Already during the Google I/O 2025, the American company had anticipated its vision with Project Astra, showing how the artificial intelligence could not only “see” what happens on the smartphone screen, but physically interact with it, swiping pages and pressing buttons.
Today, thanks to the in-depth analysis of the beta versions of the Google app, concrete details emerge on how this functionality will take shape on Android devices.
Gemini will be able to control your smartphone, here’s how

Recent discoveries made within the code of the Google application for Android (specifically in the beta version 17.4.66) have brought to light new text strings that outline how what is internally called by the codename “Bonobo” works.
The publicly used terminology, however, seems to lean toward the concept of “screen automation”, i.e., screen automation.
This technology promises to transform Gemini into an operating agent capable of carrying out complex actions on behalf of the user. The descriptions found in the software explicitly indicate the AI’s ability to handle practical tasks such as placing online orders or booking rides on platforms like Uber or Lyft.

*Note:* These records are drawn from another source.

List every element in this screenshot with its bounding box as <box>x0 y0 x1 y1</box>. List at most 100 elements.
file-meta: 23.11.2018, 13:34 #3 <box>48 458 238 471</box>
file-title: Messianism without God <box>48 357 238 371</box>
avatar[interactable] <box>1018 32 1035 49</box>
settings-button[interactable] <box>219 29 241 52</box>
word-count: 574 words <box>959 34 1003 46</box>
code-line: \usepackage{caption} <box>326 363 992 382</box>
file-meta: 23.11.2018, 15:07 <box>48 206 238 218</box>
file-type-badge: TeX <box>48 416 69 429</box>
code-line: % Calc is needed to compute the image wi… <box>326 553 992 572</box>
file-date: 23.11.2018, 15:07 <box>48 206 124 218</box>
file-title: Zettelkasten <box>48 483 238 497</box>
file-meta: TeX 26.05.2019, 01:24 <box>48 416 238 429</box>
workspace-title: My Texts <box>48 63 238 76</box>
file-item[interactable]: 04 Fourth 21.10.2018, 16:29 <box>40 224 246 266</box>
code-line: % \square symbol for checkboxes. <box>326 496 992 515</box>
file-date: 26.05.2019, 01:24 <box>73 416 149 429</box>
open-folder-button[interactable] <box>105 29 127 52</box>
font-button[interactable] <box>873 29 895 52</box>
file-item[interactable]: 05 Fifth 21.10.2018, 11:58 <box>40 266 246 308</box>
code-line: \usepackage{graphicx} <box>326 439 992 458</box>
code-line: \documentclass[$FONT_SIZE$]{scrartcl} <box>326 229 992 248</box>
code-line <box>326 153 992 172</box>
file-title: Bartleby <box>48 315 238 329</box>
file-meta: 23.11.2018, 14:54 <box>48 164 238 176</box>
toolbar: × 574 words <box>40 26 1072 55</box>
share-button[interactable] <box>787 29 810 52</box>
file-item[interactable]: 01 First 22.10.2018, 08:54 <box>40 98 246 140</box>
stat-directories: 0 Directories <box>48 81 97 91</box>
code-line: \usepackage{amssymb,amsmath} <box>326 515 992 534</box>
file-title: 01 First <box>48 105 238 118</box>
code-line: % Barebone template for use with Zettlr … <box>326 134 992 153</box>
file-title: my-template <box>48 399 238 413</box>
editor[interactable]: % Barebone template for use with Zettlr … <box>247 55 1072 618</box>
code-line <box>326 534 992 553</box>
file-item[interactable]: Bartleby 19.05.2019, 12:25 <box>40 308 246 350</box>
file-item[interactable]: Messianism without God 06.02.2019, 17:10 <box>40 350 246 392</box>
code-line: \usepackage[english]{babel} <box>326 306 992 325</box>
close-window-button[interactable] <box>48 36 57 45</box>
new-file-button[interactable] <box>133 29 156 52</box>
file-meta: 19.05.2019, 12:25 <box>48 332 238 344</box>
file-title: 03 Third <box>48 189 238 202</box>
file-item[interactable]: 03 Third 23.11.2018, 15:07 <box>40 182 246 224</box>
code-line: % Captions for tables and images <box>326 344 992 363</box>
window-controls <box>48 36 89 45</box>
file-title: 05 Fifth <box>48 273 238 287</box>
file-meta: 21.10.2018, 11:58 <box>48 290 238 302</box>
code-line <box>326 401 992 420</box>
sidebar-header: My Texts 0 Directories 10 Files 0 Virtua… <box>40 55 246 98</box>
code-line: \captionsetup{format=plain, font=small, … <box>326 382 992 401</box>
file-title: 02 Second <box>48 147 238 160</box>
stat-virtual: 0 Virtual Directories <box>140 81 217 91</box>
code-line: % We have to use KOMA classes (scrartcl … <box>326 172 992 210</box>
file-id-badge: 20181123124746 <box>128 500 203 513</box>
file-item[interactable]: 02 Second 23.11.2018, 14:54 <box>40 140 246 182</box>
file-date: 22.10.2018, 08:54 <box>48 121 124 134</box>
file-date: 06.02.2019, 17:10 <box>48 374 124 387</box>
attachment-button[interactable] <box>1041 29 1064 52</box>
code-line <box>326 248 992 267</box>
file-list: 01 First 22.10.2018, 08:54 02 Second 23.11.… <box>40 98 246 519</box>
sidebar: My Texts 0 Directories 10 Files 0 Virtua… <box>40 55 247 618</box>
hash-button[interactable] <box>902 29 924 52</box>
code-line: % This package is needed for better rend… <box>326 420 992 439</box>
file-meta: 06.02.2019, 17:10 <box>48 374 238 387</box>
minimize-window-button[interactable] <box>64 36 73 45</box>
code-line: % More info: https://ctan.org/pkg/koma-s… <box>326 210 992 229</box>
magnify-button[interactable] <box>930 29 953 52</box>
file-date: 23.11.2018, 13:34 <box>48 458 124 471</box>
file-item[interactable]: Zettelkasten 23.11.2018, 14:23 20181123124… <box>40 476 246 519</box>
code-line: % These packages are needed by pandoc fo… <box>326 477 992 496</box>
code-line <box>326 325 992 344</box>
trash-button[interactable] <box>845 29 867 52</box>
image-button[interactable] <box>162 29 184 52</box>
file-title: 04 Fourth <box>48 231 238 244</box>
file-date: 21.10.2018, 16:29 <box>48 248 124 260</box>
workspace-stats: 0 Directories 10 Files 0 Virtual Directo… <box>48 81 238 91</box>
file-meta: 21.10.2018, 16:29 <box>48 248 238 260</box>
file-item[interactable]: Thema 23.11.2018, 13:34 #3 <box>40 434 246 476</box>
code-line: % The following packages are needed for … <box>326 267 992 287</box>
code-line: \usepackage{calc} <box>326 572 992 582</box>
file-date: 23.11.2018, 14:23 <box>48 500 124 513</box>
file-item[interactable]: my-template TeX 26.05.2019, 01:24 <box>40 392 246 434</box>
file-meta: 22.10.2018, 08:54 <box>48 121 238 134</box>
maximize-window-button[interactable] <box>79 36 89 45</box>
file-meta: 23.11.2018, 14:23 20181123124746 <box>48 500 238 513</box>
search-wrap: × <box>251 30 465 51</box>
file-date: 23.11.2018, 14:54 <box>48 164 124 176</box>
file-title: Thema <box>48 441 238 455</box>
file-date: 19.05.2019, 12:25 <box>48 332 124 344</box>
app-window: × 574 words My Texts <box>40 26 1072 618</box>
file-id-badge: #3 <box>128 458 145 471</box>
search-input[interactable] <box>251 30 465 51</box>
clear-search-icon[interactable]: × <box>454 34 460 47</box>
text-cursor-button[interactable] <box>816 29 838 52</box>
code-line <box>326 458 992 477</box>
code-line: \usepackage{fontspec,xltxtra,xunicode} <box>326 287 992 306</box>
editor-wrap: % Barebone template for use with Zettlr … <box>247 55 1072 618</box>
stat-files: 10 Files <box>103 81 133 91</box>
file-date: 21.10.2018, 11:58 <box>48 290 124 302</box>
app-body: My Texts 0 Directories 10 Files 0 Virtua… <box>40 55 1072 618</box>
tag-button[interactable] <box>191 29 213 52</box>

It’s no longer about tapping various links to complete the action, but about letting the assistant navigate the app interface, select options and finalize the request.
The responsibility remains with the user
Despite the promise of autonomous assistance, Google seems to take an extremely cautious approach regarding the responsibility for actions performed by AI.
The warning messages integrated into the system emphasize that Gemini can make mistakes and that the user is required to supervise operations closely. One of the text strings clearly states that the user is responsible for what the agent does on their behalf, inviting monitoring of progress and manual intervention if necessary.
This aspect introduces a curious contradiction in the user experience: the goal of an autonomous agent should be to free the user from repetitive tasks, reducing human intervention. However, the need for constant supervision could, at least in an initial phase, not significantly reduce the cognitive load required, turning the user from actor into controller.
Privacy and management of sensitive data
Another fundamental chapter concerns privacy and data security during the use of screen automation. The informational notes discovered in the code warn that when Gemini interacts with an application, screenshots of activities could be analyzed by human reviewers to improve the service, if the option to save the activity is active.
Therefore, Google strongly advises against entering login credentials or payment information directly in chats with Gemini or using the automation for tasks involving highly sensitive data.
It remains to be clarified how the system will handle the moment of payment within third-party apps: it is not specified whether the AI will pause to let the user enter credit card details or whether there will be specific security protocols.
Finally, the integration of these features could lead to visible changes in the user interface. References to a section “My Orders” or “Purchases” within the user profile have been identified, suggesting that Google intends to centralize the history of actions performed by the assistant, offering a single hub to monitor transactions carried out via automation.
Although there is not yet an official release date, it is evident that the move from a simple chatbot to a true operating agent is imminent.